Kita harus memahami dengan benar untuk mengerti ajaran jen ini. Sekarang timbul pertanyaan seperti ini: “Apakah ajaran jen oleh Konfusisus mampu menjawab tantangan sosial dewasa ini?” Jika dilihat lebih dalam lagi, sebenarnya ajaran ini masih relevan dan mampu untuk menjawab tantangan sosial dewasa ini.
Ajaran ini begitu mendalam dan menekankan bahwa nilai kemanusiaan adalah yang tertinggi. Namun kembali lagi ke manusiannya itu sendiri, apakah ia tahu dan mau untuk memperjuangkannya atau tahu tetapi hanya membiarkan saja ataupun juga tidak tahu-menahu.
Sehingga, manusia tidak boleh menganggap sebelah mata manusia lainnya. Kita harus menjamin hak semua manusia.
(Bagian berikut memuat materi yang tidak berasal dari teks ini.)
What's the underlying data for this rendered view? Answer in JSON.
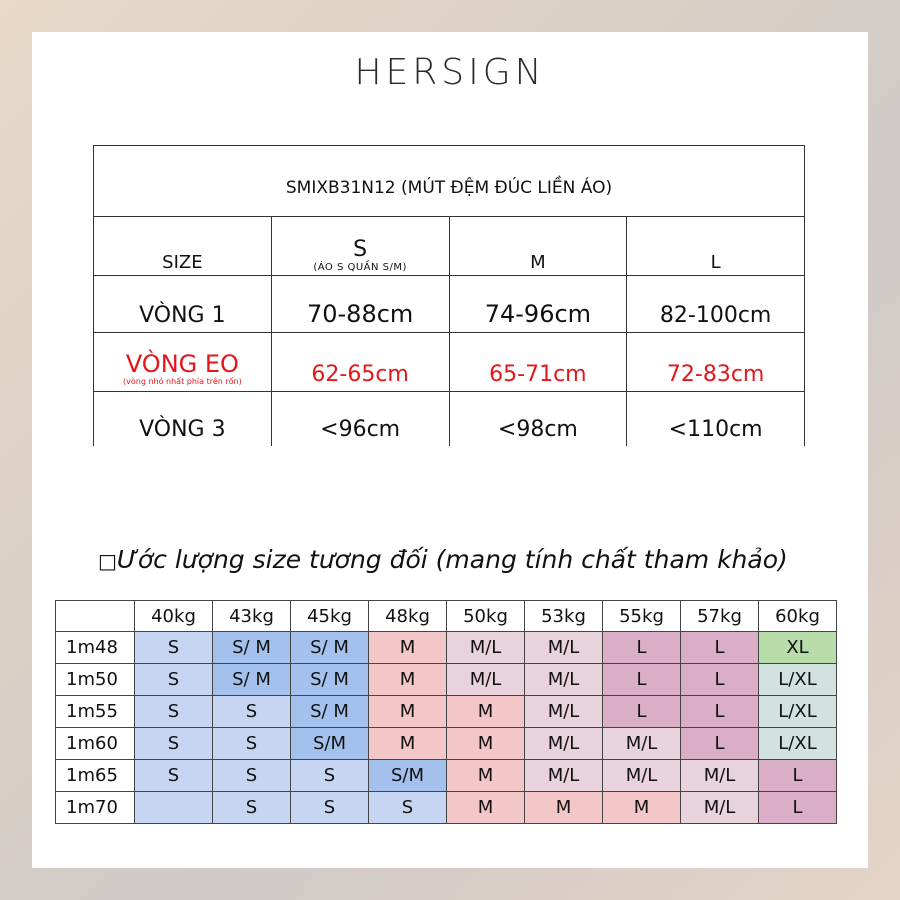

Perlu adanya sinergi satu sama lain untuk mampu memperjuangkan ini khusunya terhadap teman-teman difabel. Perlu adanya kesadaran dari tiap-tiap pribadi manusia akan pentingnya nilai cinta kasih. Dukungan moral terhadap teman-teman difabel merupakan salah satu bentuknya, tidak mengesampingkan mereka.
Hal ini juga senada dengan Dokumen Konsili Vatikan II Ensiklik Caritatis In Veritate (Kasih dalam kebenaran). Dalam pengantar artikel 2, Paus Benediktus XVI menjabarkan dengan gamblang bahwa kasih merupakan inti dari ajaran sosial Gereja. Ajaran kasih ini berasal dari Yesus sendiri dan memberikan pemahaman bahwa ajaran tersebut memberi hakikat pada relasi personal dengan Allah dan sesama. Sehingga kaish ialah anugerah terbesar dari Allah bagi manusia, kaish adalah janji-Nya dan harapan kita.
Dari keseluruhan analisis ini dan dari sudut pandang Konfusius, Aristoteles, Undang-undang Republik Indonesia dan Ensiklik Caritatis In Veritate mengajarkan adanya dan pentingnya cinta kasih. Cinta kasih sudah melekat dalam diri manusia dan tidak bisa dilepaskan dari manusia. Mengapa manusia seakan mati rasa terhadap cinta kasih, sebab mereka masih memiliki sifat egois yang tak mau peduli terhadap sesama.